Los Mensajeros

Mark y Elizabeth Clare ProphetSer un mensajero es un llamado especial de Dios.  Los mensajeros no surgen todos los días y su tarea no es fácil.  Es difícil llevar un mensaje de Verdad a la humanidad. La mayoría de nosotros preferimos no oír que debemos cambiar o movernos de nuestra zona de comodidad.

Pero Dios siempre ha enviado a sus mensajeros como personas que nos muestran el camino, que iluminan el camino del sendero espiritual exhortando a la humanidad a regresar a él.

 

En el fondo, el concepto de mensajero es sencillo. Un mensajero es un enviado que te recuerda lo que ya sabes y quién eres en realidad: eres un ser espiritual poderoso, has venido del cielo y estás destinado a regresar al cielo

Mark Prophet y Elizabeth Clare Prophet fueron mensajeros de los Maestros Ascendidos de la Gran Hermandad Blanca. Los mensajeros son entrenados e ungidos por los Maestros Ascendidos para dar enseñanzas, mensajes y profecías divinas para guiar a la humanidad.

El papel de los mensajeros es ayudar a los buscadores espirituales a contactarse con su Ser Real, también llamado, el Ser Superior. Mark y Elizabeth Clare Prophet fueron entrenados rigurosamente durante muchas encarnaciones en preparación para esta misión y, han dejado un legado de miles de horas de enseñanza para el aspirante espiritual.

Mark Prophet fue un místico contemporáneo entrenado por el Maestro El Morya y, sirvió como mensajero desde 1952 hasta su transición en 1973. Elizabeth Clare Prophet, entrenada como mensajera desde 1961 hasta 1973, continuó la obra de The Summit Lighthouse hasta que se retiró en 1999.

Elizabeth Clare Prophet dijo: «Soy sierva de la luz en todos los discípulos de los Maestros Ascendidos y en toda la gente. Mis libros y escritos tienen el propósito de darle a todos la oportunidad de conocer la verdad que los puede liberar para que encuentren a Dios sin mí.
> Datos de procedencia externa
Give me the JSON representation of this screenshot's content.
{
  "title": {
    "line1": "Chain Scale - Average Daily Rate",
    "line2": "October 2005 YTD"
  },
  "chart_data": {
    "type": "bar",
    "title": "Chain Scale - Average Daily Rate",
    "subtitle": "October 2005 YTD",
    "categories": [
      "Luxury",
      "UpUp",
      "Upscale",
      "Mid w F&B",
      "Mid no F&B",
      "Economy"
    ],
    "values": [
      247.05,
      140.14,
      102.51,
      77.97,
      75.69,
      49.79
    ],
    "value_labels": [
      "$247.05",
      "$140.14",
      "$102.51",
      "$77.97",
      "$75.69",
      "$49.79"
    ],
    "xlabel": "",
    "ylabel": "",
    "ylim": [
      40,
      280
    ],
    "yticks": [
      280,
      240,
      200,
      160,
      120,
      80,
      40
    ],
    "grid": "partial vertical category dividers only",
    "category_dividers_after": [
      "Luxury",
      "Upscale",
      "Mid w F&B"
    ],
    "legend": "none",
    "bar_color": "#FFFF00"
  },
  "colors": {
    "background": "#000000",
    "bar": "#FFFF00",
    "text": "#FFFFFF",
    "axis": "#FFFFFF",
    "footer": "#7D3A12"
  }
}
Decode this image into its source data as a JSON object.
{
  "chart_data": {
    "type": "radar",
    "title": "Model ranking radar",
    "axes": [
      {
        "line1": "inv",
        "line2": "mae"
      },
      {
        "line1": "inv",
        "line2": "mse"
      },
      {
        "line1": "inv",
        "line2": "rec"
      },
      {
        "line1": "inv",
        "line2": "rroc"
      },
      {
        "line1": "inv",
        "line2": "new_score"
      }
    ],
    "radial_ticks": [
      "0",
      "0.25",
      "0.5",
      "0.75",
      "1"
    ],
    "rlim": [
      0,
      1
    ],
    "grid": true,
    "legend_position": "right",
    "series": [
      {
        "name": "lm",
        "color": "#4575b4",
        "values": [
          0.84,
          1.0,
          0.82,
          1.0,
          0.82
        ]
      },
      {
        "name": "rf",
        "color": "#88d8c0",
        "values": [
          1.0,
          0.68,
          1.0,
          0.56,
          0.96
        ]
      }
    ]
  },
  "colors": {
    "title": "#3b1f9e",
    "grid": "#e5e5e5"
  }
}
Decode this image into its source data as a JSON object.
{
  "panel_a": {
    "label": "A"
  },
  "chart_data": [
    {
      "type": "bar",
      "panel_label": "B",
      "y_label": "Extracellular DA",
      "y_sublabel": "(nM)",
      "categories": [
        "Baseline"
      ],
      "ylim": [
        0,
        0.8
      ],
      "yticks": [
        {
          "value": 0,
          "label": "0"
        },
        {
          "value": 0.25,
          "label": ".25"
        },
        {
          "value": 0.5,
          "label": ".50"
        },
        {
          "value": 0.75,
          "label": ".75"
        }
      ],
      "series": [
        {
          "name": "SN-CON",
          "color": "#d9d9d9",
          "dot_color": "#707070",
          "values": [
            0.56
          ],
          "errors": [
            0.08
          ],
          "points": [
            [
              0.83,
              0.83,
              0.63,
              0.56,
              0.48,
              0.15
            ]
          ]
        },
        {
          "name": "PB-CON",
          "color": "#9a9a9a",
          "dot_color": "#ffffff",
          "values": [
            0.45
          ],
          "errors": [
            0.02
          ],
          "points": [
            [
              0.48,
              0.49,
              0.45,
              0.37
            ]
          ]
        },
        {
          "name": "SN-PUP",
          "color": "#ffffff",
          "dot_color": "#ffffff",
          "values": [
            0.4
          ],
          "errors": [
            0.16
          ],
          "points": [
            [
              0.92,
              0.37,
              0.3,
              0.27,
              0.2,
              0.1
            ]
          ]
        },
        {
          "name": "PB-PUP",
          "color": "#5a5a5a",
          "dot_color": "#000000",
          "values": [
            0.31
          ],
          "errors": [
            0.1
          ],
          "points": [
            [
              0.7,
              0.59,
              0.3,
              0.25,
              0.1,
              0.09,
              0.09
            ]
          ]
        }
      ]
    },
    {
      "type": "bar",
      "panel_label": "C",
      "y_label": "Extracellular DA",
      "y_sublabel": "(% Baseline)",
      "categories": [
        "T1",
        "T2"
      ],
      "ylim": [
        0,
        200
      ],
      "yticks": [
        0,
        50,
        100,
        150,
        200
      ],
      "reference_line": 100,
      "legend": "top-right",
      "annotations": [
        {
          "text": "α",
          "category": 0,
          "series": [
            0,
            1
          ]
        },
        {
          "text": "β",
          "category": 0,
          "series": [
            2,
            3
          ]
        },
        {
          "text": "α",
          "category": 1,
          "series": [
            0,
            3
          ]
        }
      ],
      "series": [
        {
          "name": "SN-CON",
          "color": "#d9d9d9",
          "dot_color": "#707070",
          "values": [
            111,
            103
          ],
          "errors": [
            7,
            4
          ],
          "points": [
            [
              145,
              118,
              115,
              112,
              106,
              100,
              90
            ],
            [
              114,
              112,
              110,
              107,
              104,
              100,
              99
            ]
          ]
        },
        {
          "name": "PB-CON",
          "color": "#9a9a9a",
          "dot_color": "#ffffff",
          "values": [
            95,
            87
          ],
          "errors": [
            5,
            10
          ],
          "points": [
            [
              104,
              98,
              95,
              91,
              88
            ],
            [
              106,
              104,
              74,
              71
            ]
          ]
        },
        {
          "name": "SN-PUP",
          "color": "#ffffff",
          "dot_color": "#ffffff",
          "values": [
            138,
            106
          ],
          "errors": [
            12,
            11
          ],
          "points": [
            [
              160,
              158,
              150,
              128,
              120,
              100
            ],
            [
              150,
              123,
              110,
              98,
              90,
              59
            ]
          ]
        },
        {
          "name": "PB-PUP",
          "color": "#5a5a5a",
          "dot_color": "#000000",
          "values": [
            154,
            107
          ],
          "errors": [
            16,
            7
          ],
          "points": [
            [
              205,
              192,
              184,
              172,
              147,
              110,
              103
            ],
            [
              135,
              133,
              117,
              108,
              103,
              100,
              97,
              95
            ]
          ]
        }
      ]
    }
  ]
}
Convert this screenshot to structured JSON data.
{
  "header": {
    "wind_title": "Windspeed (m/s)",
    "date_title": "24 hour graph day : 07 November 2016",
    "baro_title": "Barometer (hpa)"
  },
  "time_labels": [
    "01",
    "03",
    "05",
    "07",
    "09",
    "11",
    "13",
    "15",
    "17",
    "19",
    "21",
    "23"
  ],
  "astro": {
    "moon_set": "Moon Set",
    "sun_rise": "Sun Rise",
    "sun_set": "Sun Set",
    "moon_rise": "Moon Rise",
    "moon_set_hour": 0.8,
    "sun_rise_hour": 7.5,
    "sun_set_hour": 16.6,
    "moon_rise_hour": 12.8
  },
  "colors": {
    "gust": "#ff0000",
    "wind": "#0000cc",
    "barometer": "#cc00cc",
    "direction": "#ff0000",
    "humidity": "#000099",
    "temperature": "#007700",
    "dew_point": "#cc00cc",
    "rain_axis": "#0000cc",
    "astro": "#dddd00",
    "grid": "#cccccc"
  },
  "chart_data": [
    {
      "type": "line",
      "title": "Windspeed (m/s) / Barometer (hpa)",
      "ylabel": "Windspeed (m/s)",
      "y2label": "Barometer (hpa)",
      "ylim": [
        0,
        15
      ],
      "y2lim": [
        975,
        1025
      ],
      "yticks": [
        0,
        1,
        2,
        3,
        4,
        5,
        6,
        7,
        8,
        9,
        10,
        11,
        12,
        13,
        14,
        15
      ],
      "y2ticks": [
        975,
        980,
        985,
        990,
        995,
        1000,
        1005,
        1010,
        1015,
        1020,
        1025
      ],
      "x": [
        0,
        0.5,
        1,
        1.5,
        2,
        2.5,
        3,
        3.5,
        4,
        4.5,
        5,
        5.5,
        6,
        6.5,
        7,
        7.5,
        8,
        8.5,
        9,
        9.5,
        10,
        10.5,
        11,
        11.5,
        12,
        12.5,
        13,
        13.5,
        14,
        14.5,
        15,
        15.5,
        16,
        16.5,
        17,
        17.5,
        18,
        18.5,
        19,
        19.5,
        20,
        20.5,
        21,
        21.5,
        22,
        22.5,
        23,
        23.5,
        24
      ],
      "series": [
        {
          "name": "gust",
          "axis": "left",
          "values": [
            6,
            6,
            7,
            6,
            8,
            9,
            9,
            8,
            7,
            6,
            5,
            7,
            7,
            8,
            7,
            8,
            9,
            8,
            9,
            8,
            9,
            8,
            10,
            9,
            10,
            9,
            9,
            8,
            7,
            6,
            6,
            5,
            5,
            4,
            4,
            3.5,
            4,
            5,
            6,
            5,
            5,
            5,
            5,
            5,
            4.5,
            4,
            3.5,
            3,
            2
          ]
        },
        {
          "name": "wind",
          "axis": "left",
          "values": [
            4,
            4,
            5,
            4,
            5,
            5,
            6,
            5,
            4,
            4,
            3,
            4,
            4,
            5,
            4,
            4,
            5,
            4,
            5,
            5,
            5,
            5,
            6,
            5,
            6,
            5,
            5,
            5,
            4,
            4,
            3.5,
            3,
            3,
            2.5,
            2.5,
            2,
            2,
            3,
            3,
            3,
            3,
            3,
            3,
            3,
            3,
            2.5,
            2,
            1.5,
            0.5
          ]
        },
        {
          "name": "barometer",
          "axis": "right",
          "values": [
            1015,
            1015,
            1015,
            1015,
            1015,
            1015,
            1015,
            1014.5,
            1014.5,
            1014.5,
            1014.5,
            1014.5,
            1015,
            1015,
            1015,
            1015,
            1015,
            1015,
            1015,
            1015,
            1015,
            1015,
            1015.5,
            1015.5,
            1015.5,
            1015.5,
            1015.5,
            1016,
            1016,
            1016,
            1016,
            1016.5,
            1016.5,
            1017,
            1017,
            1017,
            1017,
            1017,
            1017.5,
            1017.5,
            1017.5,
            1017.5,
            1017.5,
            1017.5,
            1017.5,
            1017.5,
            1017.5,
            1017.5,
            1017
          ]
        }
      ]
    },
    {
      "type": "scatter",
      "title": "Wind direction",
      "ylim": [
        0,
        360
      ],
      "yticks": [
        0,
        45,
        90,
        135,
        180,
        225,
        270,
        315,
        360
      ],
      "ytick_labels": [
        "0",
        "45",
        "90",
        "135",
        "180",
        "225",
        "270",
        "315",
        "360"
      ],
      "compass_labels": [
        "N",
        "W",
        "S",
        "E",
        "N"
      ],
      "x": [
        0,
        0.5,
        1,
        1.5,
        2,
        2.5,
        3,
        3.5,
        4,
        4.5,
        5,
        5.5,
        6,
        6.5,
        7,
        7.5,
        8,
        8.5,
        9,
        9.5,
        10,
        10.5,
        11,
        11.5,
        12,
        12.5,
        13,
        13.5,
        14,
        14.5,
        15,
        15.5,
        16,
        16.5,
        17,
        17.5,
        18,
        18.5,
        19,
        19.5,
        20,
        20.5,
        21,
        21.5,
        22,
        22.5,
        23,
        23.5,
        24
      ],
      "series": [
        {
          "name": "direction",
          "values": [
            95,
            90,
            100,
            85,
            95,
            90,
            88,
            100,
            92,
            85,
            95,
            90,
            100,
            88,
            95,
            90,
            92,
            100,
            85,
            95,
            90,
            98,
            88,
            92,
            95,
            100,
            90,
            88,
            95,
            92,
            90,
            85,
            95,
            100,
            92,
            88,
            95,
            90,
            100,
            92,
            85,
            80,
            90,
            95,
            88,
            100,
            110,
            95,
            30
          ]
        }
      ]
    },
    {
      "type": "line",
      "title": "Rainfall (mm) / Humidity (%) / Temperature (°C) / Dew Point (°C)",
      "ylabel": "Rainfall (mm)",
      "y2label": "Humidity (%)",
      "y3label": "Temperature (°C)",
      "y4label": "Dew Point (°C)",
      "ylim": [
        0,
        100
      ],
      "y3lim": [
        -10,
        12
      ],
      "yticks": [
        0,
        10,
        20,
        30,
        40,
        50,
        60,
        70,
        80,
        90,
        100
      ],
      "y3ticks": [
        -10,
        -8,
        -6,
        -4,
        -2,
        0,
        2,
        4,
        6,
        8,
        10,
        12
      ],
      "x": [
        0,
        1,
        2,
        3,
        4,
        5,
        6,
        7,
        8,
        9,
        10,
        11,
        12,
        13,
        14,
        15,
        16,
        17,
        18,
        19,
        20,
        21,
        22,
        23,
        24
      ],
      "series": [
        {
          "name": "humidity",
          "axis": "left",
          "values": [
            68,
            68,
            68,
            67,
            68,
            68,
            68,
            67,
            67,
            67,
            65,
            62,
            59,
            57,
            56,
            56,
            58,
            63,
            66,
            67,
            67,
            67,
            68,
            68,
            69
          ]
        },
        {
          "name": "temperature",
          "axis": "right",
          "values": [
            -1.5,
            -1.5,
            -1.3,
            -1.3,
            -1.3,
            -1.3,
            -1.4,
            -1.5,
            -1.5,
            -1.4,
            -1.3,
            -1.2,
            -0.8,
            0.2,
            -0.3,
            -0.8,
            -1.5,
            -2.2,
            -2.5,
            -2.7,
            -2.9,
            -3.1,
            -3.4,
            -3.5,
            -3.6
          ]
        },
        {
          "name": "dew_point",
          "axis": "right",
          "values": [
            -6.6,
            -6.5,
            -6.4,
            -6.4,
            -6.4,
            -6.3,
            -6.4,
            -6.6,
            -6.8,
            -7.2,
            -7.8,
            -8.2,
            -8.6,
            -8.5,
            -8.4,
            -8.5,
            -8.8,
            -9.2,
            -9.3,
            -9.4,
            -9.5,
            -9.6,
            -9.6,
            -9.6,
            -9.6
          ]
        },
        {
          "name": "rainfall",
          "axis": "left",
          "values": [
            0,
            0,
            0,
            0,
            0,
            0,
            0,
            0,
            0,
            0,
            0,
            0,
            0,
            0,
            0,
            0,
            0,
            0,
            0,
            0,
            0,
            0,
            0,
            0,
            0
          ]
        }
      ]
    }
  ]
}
No afirmo ser una maestra ni afirmo ser perfecta en mi parte humana. Soy solamente el instrumento de los Maestros Ascendidos. Mi misión es conducir a los verdaderos buscadores, en la tradición del lejano Oriente (de la cual, Jesús fue un ejemplo), a un nivel de consciencia en donde puedan encontrarse con sus maestros cara a cara».